State forces took control of the crucial crossing spot just after the number of migrants apprehended at the border plummeted. Despite the lower numbers, Abbott has continued to build up his forces at the park and is moving forward with plans to construct an operating base on the riverbank. The state accuses the Biden administration of failing to enforce immigration laws and is sparring with the federal government in court.
When Garza Flores thinks about what is happening in Eagle Pass, she is saddened.
“I try to put myself in those parents’ minds,” she said, referring to migrants with children. “I empathize because that could be us.”
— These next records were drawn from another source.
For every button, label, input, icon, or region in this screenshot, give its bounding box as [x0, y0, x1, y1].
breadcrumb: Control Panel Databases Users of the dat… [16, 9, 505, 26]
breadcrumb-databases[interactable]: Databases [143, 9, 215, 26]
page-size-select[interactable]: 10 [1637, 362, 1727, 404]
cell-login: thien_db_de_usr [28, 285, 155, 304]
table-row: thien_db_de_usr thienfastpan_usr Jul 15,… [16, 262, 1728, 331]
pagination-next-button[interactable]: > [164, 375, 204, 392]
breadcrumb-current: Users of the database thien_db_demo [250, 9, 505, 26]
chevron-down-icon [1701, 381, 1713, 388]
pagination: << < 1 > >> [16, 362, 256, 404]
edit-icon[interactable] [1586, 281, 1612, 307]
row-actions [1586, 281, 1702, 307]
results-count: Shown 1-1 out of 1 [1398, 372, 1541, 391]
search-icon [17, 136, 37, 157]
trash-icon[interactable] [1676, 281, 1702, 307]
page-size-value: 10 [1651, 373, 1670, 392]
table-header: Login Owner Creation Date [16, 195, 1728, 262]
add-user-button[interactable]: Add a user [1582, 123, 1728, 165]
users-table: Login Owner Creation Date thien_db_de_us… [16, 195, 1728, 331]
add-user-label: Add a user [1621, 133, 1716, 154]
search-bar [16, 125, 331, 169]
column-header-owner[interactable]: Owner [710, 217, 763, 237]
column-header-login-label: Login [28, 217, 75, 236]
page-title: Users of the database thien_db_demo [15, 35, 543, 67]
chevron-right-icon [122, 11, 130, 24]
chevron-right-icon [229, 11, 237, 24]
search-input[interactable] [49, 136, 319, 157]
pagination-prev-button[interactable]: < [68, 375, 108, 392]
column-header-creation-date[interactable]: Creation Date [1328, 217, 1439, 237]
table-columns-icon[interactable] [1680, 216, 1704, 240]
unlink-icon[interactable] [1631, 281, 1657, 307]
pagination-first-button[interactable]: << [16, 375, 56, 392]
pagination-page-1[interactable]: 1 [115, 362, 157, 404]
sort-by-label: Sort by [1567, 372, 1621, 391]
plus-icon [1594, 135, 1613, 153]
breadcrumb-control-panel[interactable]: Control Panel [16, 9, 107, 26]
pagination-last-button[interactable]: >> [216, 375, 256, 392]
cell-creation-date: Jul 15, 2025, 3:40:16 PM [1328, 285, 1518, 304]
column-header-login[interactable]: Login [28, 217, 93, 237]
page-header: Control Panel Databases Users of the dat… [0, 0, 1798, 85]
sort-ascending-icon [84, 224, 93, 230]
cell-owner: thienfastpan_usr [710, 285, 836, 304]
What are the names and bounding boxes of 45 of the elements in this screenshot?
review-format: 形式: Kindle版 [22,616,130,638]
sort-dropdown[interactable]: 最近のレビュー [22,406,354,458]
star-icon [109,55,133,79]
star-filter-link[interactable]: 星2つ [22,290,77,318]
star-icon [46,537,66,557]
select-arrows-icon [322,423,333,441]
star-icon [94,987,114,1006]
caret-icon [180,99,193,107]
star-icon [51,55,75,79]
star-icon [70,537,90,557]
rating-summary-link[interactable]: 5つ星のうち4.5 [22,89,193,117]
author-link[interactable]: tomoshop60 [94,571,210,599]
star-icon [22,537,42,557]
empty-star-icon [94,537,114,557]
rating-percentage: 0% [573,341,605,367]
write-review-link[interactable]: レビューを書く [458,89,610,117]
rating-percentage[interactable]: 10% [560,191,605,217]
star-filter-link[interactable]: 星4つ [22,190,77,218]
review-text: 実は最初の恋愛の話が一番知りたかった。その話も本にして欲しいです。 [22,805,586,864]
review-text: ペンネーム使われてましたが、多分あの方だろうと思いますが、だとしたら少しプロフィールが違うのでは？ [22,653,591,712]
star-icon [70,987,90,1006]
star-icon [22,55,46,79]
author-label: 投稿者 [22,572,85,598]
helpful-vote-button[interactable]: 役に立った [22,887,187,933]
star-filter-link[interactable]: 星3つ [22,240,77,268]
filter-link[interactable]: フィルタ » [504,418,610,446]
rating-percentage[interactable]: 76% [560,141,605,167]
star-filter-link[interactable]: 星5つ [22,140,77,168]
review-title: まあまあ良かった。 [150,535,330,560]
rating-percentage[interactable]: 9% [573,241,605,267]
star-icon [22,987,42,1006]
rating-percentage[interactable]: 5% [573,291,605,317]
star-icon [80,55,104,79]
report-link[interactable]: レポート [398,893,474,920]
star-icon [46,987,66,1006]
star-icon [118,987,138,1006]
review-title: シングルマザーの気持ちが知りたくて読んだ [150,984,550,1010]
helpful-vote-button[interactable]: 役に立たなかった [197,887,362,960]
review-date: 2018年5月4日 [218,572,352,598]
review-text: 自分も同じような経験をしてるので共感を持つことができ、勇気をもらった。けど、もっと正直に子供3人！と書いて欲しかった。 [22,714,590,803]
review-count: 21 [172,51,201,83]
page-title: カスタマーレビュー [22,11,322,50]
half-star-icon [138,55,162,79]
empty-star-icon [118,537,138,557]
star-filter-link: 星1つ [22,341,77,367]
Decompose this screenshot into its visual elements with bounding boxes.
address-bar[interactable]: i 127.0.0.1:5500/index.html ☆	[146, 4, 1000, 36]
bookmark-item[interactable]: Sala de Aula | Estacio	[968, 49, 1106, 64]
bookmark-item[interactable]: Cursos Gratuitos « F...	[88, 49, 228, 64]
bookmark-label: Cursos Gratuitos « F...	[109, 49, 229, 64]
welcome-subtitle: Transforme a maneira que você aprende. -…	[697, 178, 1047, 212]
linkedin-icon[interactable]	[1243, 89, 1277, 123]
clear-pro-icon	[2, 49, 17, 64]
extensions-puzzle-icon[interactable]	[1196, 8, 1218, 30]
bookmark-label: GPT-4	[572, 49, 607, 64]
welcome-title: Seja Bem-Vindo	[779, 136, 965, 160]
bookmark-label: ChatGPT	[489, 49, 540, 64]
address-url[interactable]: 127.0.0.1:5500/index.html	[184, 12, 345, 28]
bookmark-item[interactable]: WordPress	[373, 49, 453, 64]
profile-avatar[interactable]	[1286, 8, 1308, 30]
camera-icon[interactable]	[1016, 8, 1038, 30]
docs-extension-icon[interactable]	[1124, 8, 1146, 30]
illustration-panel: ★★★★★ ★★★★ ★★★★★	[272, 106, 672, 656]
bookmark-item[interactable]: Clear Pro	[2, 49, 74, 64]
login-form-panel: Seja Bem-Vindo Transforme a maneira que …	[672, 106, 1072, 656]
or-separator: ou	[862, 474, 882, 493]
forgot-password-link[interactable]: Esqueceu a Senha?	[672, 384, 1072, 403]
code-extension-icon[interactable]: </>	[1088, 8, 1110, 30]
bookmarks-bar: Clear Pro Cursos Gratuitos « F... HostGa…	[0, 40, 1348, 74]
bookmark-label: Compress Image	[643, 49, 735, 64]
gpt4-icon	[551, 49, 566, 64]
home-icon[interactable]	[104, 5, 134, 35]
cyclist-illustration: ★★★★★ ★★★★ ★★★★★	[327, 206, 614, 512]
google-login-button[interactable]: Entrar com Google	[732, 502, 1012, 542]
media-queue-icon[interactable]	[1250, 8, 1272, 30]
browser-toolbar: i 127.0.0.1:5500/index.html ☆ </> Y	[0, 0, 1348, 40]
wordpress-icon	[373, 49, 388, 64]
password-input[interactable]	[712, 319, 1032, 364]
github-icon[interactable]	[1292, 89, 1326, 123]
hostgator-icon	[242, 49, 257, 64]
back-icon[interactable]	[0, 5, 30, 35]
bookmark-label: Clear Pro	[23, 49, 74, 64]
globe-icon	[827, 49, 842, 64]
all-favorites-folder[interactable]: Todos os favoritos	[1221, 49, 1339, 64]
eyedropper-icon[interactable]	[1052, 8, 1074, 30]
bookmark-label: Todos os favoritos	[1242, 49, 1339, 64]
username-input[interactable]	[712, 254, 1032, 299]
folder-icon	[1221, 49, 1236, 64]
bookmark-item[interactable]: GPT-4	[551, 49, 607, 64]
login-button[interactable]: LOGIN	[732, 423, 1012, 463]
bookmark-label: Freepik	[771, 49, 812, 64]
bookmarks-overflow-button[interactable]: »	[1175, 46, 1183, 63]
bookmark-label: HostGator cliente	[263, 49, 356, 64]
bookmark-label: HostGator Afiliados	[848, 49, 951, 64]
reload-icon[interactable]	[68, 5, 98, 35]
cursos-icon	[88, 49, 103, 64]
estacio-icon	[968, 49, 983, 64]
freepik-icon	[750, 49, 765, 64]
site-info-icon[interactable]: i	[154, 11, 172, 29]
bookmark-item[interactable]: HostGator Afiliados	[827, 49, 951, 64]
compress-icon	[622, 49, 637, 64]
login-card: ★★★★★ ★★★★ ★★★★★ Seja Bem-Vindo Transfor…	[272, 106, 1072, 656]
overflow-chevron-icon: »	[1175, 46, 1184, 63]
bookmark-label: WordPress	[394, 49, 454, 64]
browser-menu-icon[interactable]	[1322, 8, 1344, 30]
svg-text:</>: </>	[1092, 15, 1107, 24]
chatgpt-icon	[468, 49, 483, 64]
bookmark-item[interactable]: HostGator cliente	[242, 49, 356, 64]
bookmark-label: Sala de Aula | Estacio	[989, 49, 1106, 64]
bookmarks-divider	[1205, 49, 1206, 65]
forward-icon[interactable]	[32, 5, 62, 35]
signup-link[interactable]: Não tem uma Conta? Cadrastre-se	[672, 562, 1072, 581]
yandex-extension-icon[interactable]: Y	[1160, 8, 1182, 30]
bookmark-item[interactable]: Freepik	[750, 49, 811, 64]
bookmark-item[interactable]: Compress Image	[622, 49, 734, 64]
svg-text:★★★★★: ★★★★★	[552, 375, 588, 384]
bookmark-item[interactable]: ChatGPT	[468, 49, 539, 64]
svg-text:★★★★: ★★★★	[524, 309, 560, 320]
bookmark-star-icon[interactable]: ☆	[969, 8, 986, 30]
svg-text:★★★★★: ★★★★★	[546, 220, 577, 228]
As the moon began to obscure a quadrant of the sun her expression changed. The clouds broke and the sun shined. She grabbed her eclipse glasses.
In that moment, one word occupied her mind: “Wow!”
High school senior Alejandro Camarillo delayed his first day of work at a local fast-food restaurant to join his friends at the football field. They laid out on artificial turf at the 50-yard line and traded jokes while waiting for totality. Nothing really happens in his hometown of nearly 30,000, he said laughing, “except for Donald Trump and Elon Musk visiting the border.”
The eclipse was a chance for Eagle Pass to show a different side that he said doesn’t make the headlines: “I hope people know it’s a nice place.”
Camarillo was one of dozens of Eagle Pass public school students exploring booths at a local activity center set up by scientists and graduate students from local colleges, NASA and the solar observatory. Organizers handed out coloring pages and crayons, distributed space-themed comic books and let children look through special telescopes and pinhole contraptions to peer at the heavens.
As the moon aligned with the sun, the center’s jumbotron blared, instructing the hundreds of families in attendance to put on their glasses. The crowd cheered as the clouds split open for a nearly unobstructed view.
“Was it worth it, kids?” Roberto Hinojosa asked his three children, who’d traveled with him from a Texas city 400 miles away to witness the eclipse. They were too engrossed in the celestial show to answer.
The day gradually turned dark as the total eclipse arrived in Eagle Pass. The glasses came off. De Hoyos hopped up from her chair, clapping and exclaiming: “Beautiful. Beautiful.”
“Es algo maravilloso,” she said in Spanish. “It’s marvelous.”
For a few moments the people of Eagle Pass were mesmerized and in unison — something de Hoyos said she hopes will happen when the sun and moon aren’t aligned, too.